Phase Two of the Aral Sea Basin programme followed in 1998 and ran for five years. The main shortcomings of phase two were due to its lack of integration with the local communities involved. The scheme was drawn up by the World Bank, government representatives, and various technical experts, without consulting those who would be affected. An example of this was the public awareness initiatives, which were seen as propagandist attempts by people with little care or understanding of their situation. These failures have led to the introduction of a new plan, funded by a number of institutions, including the five countries involved and the World Bank.

ASBP: Phase Three

In 1997, a new plan was conceived which would continue with the previous restoration efforts of the Aral Sea. The main aims of this phase are to improve the irrigation systems currently in place, whilst targeting water management at a local level. The largest project in this phase is the North Aral Sea Project, a direct effort to recover the northern region of the Aral Sea. The North Aral Sea Project's main initiative is the construction of a dam across the Berg Strait, a deep channel which connects the North Aral Sea to the South Aral Sea. The Kok-Aral Dam is 13 kilometres (8 miles) long and has capacity for over 29 cubic kilometres of water to be stored in the North Aral Sea, whilst allowing excess to overflow into the South Aral Sea.

Aral Sea Basin Programme - 2

On 6 October 2002, the Heads of States met again to revise the ASBP program. ASBP-2 was in place from 2003 to 2010. The main purpose of the ASBP-2 was to set up projects that covered a vast amount of environmental, socioeconomic and water management issues. The ASBP-2 was financed by organization such as the UNDP, World Bank, USAID, Asian Development Bank, and the governments of Switzerland, Japan, Finland, Norway and others. Over 2 billion US Dollars was provided by the IFAS country members to the program.[70]

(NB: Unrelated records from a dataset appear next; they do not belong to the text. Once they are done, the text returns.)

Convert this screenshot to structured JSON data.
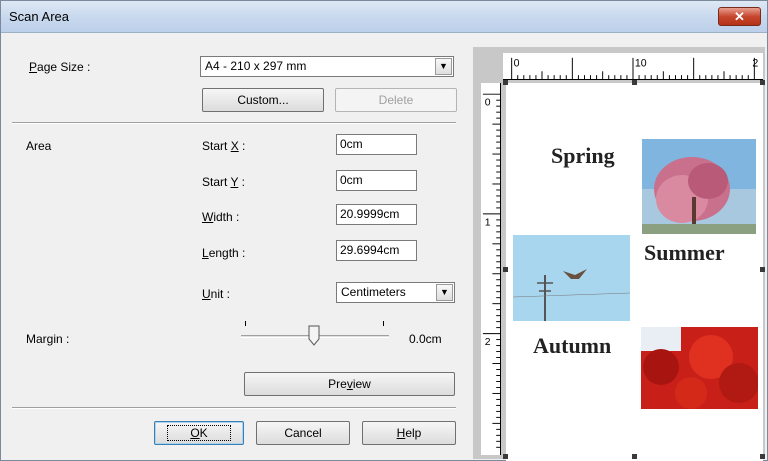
{
  "window": {
    "title": "Scan Area",
    "close_label": "✕"
  },
  "page_size": {
    "label_pre": "",
    "label_u": "P",
    "label_post": "age Size :",
    "selected": "A4 - 210 x 297 mm"
  },
  "buttons": {
    "custom": "Custom...",
    "delete": "Delete",
    "preview_pre": "Pre",
    "preview_u": "v",
    "preview_post": "iew",
    "ok_u": "O",
    "ok_post": "K",
    "cancel": "Cancel",
    "help_u": "H",
    "help_post": "elp"
  },
  "area": {
    "label": "Area",
    "start_x": {
      "label_pre": "Start ",
      "label_u": "X",
      "label_post": " :",
      "value": "0cm"
    },
    "start_y": {
      "label_pre": "Start ",
      "label_u": "Y",
      "label_post": " :",
      "value": "0cm"
    },
    "width": {
      "label_u": "W",
      "label_post": "idth :",
      "value": "20.9999cm"
    },
    "length": {
      "label_u": "L",
      "label_post": "ength :",
      "value": "29.6994cm"
    },
    "unit": {
      "label_u": "U",
      "label_post": "nit :",
      "selected": "Centimeters"
    }
  },
  "margin": {
    "label_pre": "Mar",
    "label_u": "g",
    "label_post": "in :",
    "value": "0.0cm",
    "slider_fraction": 0.5
  },
  "preview": {
    "ruler_top_labels": [
      "0",
      "10",
      "2"
    ],
    "ruler_left_labels": [
      "0",
      "1",
      "2"
    ],
    "seasons": {
      "spring": "Spring",
      "summer": "Summer",
      "autumn": "Autumn"
    }
  },
  "colors": {
    "accent": "#3c7fb1",
    "close_red": "#c7462e",
    "title_bg": "#c9d9ee"
  }
}
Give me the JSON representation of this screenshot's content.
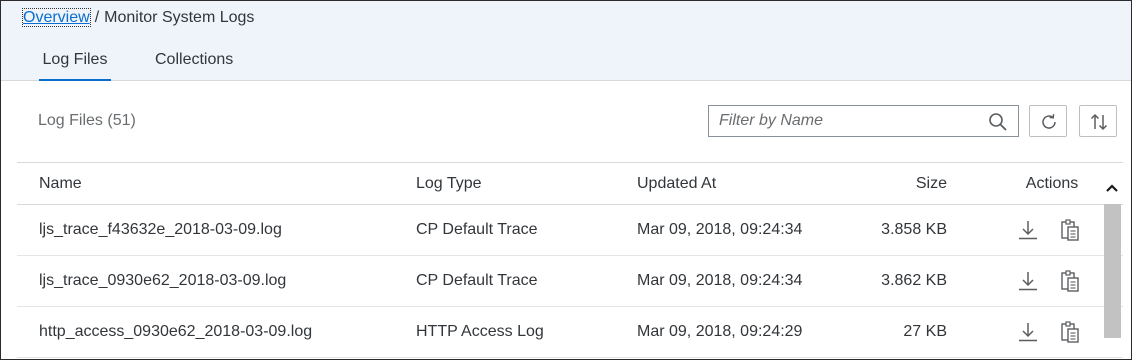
{
  "breadcrumb": {
    "link": "Overview",
    "separator": "/",
    "current": "Monitor System Logs"
  },
  "tabs": [
    {
      "label": "Log Files"
    },
    {
      "label": "Collections"
    }
  ],
  "toolbar": {
    "title": "Log Files (51)",
    "filter_placeholder": "Filter by Name"
  },
  "table": {
    "headers": {
      "name": "Name",
      "type": "Log Type",
      "updated": "Updated At",
      "size": "Size",
      "actions": "Actions"
    },
    "rows": [
      {
        "name": "ljs_trace_f43632e_2018-03-09.log",
        "type": "CP Default Trace",
        "updated": "Mar 09, 2018, 09:24:34",
        "size": "3.858 KB"
      },
      {
        "name": "ljs_trace_0930e62_2018-03-09.log",
        "type": "CP Default Trace",
        "updated": "Mar 09, 2018, 09:24:34",
        "size": "3.862 KB"
      },
      {
        "name": "http_access_0930e62_2018-03-09.log",
        "type": "HTTP Access Log",
        "updated": "Mar 09, 2018, 09:24:29",
        "size": "27 KB"
      }
    ]
  },
  "icons": {
    "search": "search-icon",
    "refresh": "refresh-icon",
    "sort": "sort-icon",
    "download": "download-icon",
    "copy": "copy-icon",
    "scroll_up": "chevron-up-icon"
  },
  "colors": {
    "accent": "#0a6ed1",
    "header_bg": "#eef4f9",
    "text": "#32363a",
    "muted_text": "#6a6d70"
  }
}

Aral Sea Basin Programme - 3

On 28 April 2009 the Head of States came together with the Interstate commission for Water Coordination, Interstate Commission for Sustainable Development and National Experts and donors to develop the ASBP-3. This Program was in effect from 2011- 2015. The main purpose of the ASBP-3 was to improve the environmental and socio-economic situation of the Aral Sea Basin. The four program prioritizes were:[71]

  • Direction one: Integrated Use of Water Resources
  • Direction two: Environmental protection
  • Direction three: Socio-economic Development
  • Direction four: Improving the institutional and legal instruments

ASBP-3: Direction One

Direction One's main purpose is to propose program that focus on addressing transboundary water resources management, establishment of monitoring systems and addressing safety concerns in water facilities. Examples of programs that have been proposed include:[72]

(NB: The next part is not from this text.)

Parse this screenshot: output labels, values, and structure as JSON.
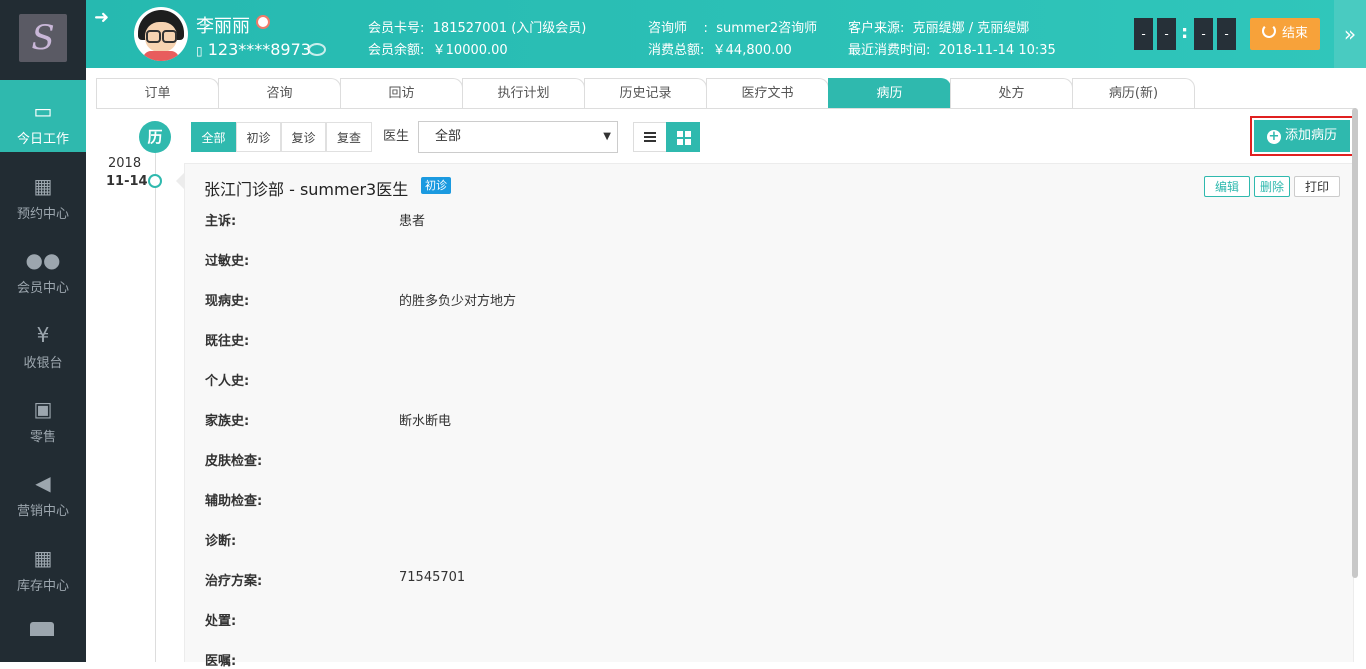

  • “Developing proposals to optimize the management and use of water resources in Central Asia, taking into account environmental factors, effects of climate change to meet the national interests of the Aral Sea basin.”
  • “Improving the quality of hydrometeorological services for weather-dependent sectors of the economy of Central Asia.”
  • “Creating a database and computer models for the management of transboundary water resources.”
  • “Assisting the countries in reducing the risk of natural disasters, including through the strengthening of regional cooperation, improve disaster preparedness and response.”

ASBP-3: Direction Two

Directions two's main focus is on addressing the issues related to environmental protection and improvement of the environment. Areas of interest include:[73]

  • “The environment in the deltas of the Syr Darya and Amu Darya improved.”
  • “Mountain environments improved.”
  • “The environment and productivity of pastures improved.”
  • “A regional information system on the environment established.”

ASBP-3: Direction Three

Direction three looks to address socio-economic issues by focusing on education and public health, improving unemployment rates, improving water systems, increasing sustainable development and improving living conditions. The expected outputs are:[74]

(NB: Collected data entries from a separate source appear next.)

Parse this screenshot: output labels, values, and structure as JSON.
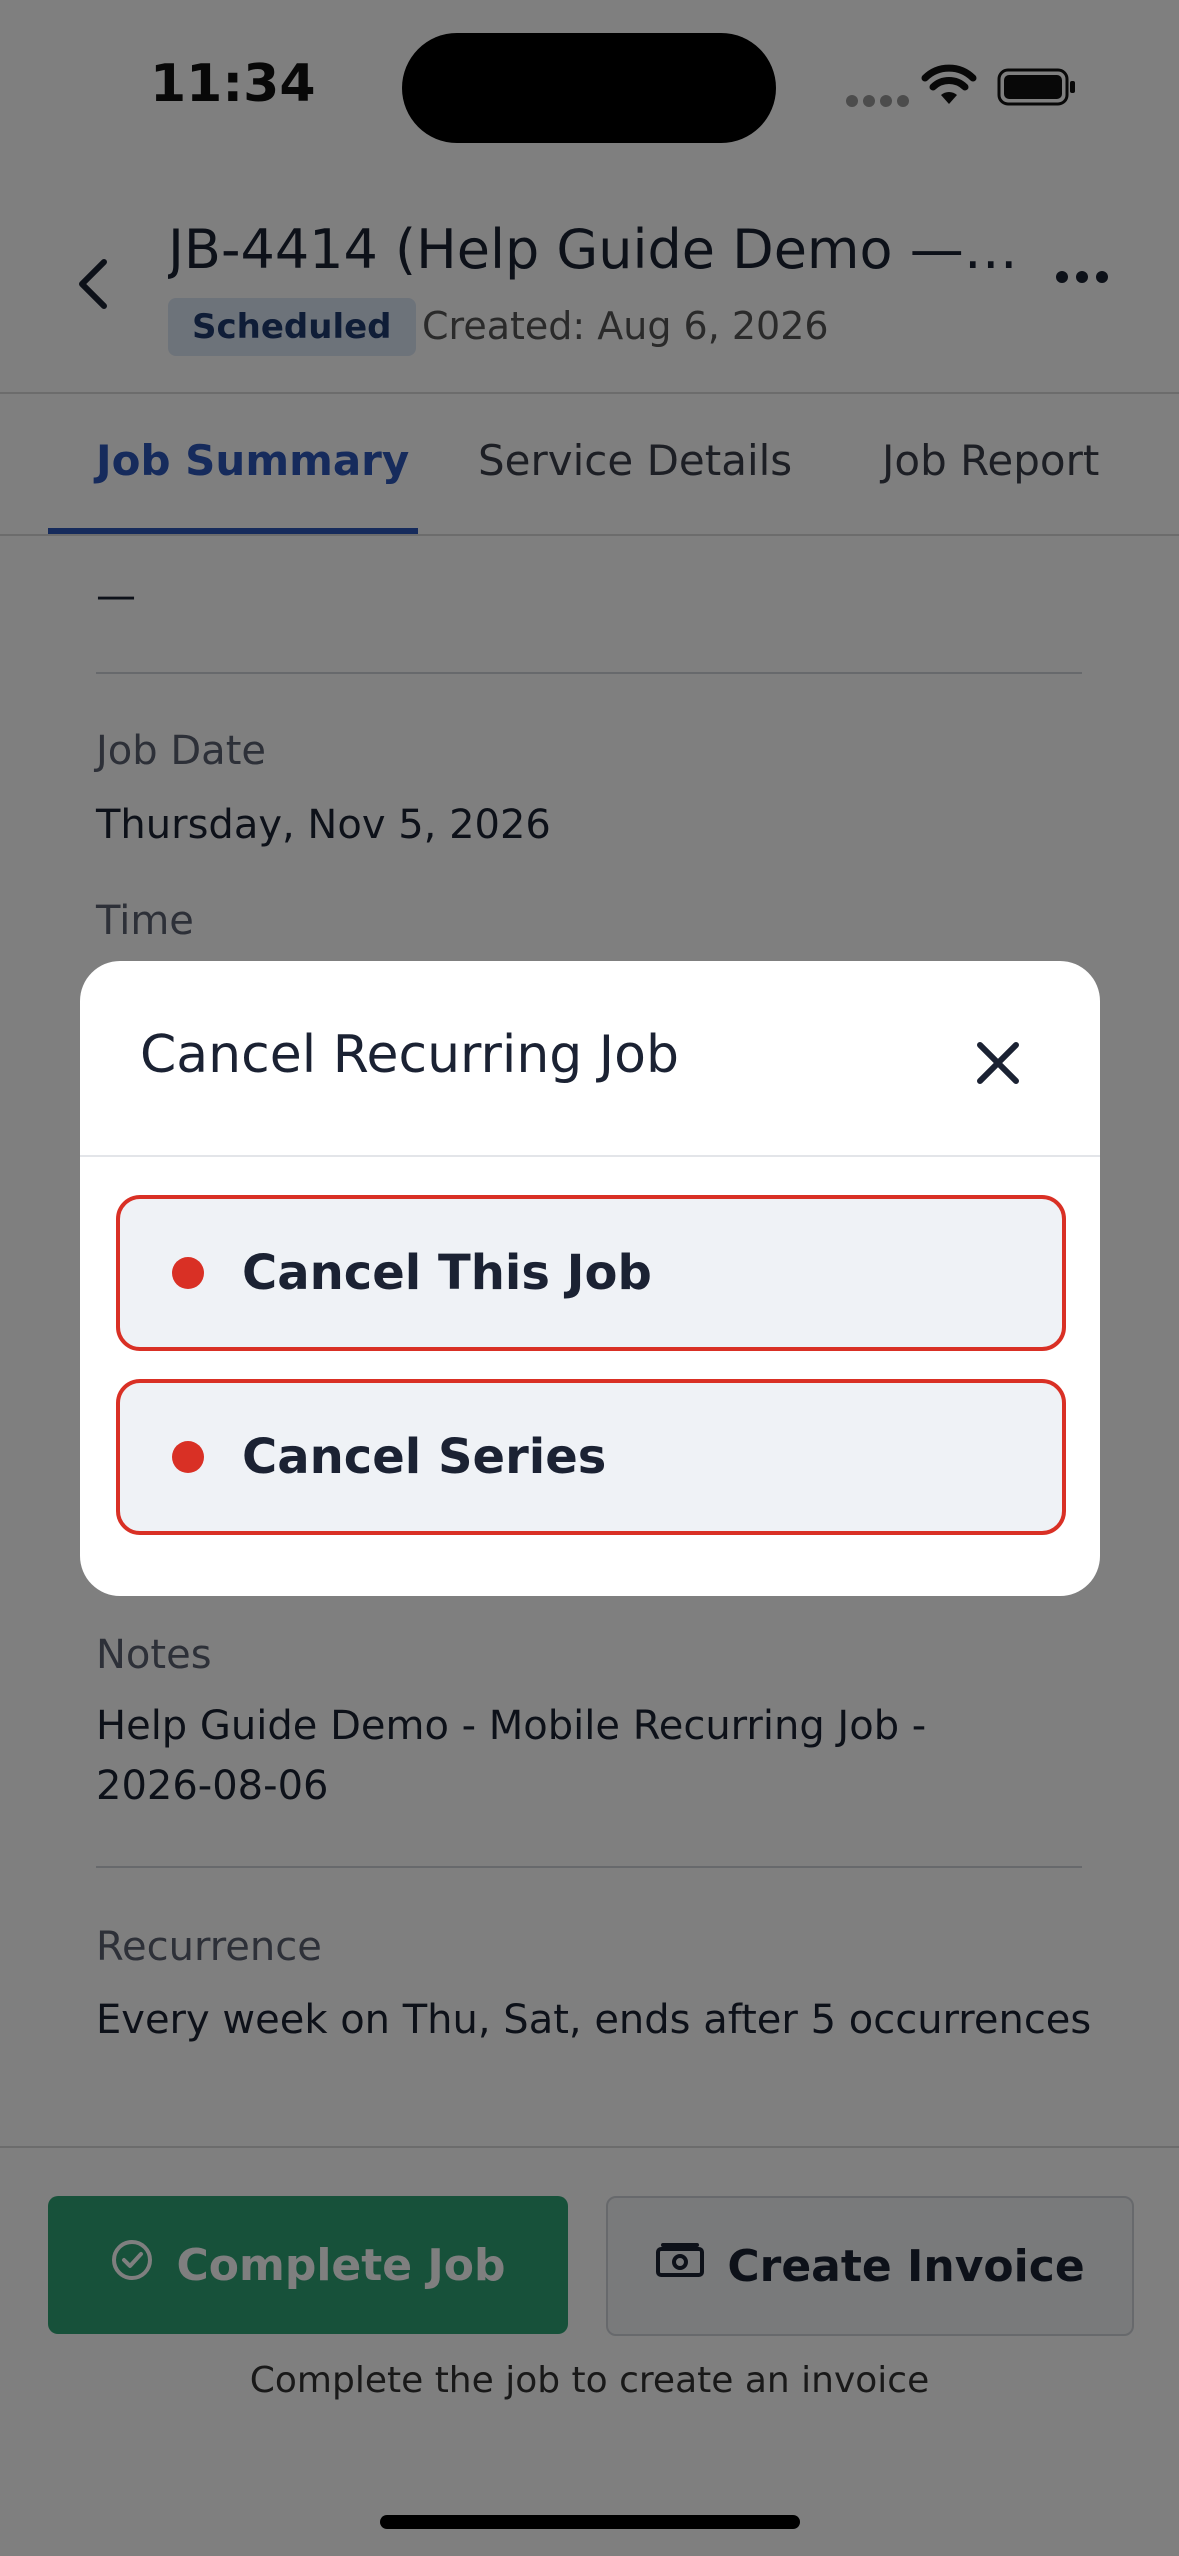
{
  "status_bar": {
    "time": "11:34"
  },
  "header": {
    "title": "JB-4414 (Help Guide Demo — Co...",
    "status_badge": "Scheduled",
    "created": "Created: Aug 6, 2026"
  },
  "tabs": [
    {
      "label": "Job Summary",
      "active": true
    },
    {
      "label": "Service Details",
      "active": false
    },
    {
      "label": "Job Report",
      "active": false
    }
  ],
  "content": {
    "top_value": "—",
    "job_date_label": "Job Date",
    "job_date_value": "Thursday, Nov 5, 2026",
    "time_label": "Time",
    "notes_label": "Notes",
    "notes_value": "Help Guide Demo - Mobile Recurring Job - 2026-08-06",
    "recurrence_label": "Recurrence",
    "recurrence_value": "Every week on Thu, Sat, ends after 5 occurrences"
  },
  "footer": {
    "complete_label": "Complete Job",
    "invoice_label": "Create Invoice",
    "hint": "Complete the job to create an invoice"
  },
  "modal": {
    "title": "Cancel Recurring Job",
    "options": [
      {
        "label": "Cancel This Job"
      },
      {
        "label": "Cancel Series"
      }
    ]
  },
  "colors": {
    "accent": "#2c56b8",
    "complete_green": "#2fa375",
    "danger_red": "#d93025",
    "overlay": "rgba(0,0,0,0.5)"
  },
  "icons": [
    "back-chevron-icon",
    "more-icon",
    "check-circle-icon",
    "cash-icon",
    "close-icon",
    "wifi-icon",
    "battery-icon"
  ]
}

  • “An improved access to safe drinking water.”
  • “For the rural population: establishment and/or development of private small enterprises, creation of new jobs, and increased labor efficiency.”
  • “An improvement in the quality of medical services”
  • “An improvement in the effectiveness and quality of education in schools and pre-school facilities in rural areas.”

ASBP-3: Direction Four

Direction Four aims to address issues related to institutional development and the development of policies and strategies that relate to sustainable development and public awareness. Expected outputs include:[75]

  • “Conditions for a transparent and mutually beneficial regional dialogue and cooperation, including setting up a sectorial dialogue between governments established.”
  • “A Prototype of the single information and analysis system for the water sector established.”
  • “A Communication Strategy for stakeholders and the public established.”
  • “Training systems for the water sector and the hydrometeorological services in Central Asia improved.”

North Aral Sea restoration work

Comparison of the North Aral Sea before (below) and after (above) the construction of Dike Kokaral completed in 2005.
Comparison of the North Aral Sea in 2000 and 2011.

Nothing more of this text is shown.